When we bite into a shiny apple or enjoy a spoonful of strawberry yogurt, listen to the resonant notes of a Stradivarius violin or watch fashion models strut down a runway, receive a dental implant or get a manicure, we are mingling with the creations of insects.

from The Butterfly Effect: Insects and the Making of the Modern World

Copyright © 2020 by Edward D. Melillo, Alfred A. Knopf, all rights reserved

The Forests of California

by Obi Kaufmann
(Heyday, $55, 640 pages)

I’m practically drooling over an advance copy of this thick, lavishly illustrated tome from Oakland’s own writer, artist and naturalist Kaufmann, whose “California Field Atlas” spent many weeks atop the Bay Area best-sellers charts in 2018. To be published Sept. 8 as the first of a trilogy on California lands, this marvelous, idiosyncratic exploration of our forests past and present, jammed with charts, diagrams and stunningly beautiful watercolor drawings of trees, birds and forest wildlife, is by turns lyric poetry and crystal-clear, fascinating science. In a series of notes to readers on how to approach the book, Kaufmann says it is neither a tourist guide nor a textbook, but a “field atlas” of his own invention, an activist guide designed not to give us the “what” or the “where” but the “how” of things. His aim is to raise our level of “geographic literacy.”

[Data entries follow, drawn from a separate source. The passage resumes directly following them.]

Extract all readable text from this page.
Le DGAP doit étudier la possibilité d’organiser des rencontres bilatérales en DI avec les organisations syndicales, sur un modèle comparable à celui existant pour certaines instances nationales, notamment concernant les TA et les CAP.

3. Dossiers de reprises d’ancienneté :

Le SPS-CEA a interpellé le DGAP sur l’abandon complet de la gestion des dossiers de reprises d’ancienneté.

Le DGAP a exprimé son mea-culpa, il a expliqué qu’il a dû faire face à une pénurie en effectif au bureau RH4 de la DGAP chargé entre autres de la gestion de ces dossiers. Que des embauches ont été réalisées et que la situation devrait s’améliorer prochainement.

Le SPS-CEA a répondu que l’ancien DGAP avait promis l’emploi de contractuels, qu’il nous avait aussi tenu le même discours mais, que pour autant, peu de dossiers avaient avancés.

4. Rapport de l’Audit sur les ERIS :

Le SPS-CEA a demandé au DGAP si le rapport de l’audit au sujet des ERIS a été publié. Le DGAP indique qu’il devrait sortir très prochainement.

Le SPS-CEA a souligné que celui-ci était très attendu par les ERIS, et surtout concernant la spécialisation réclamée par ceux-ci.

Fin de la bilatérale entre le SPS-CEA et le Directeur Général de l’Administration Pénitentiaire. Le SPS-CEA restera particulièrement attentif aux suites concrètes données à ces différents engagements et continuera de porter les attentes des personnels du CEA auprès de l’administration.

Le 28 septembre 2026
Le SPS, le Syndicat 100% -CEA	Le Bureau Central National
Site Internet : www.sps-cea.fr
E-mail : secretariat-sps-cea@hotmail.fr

I’ve come to realize there is a sublime experience that is revealed when the artist and the scientist alike come to nature with acute perception and invested passion. What is revealed is a delicate process of communication from the more-than-human world. This communication, this story, has within its mystery the solutions to unraveling some of the problems that are affecting every ecosystem, globally, regionally, and locally. The key to the mystery may be understanding not only the information itself, but how humans process information at all.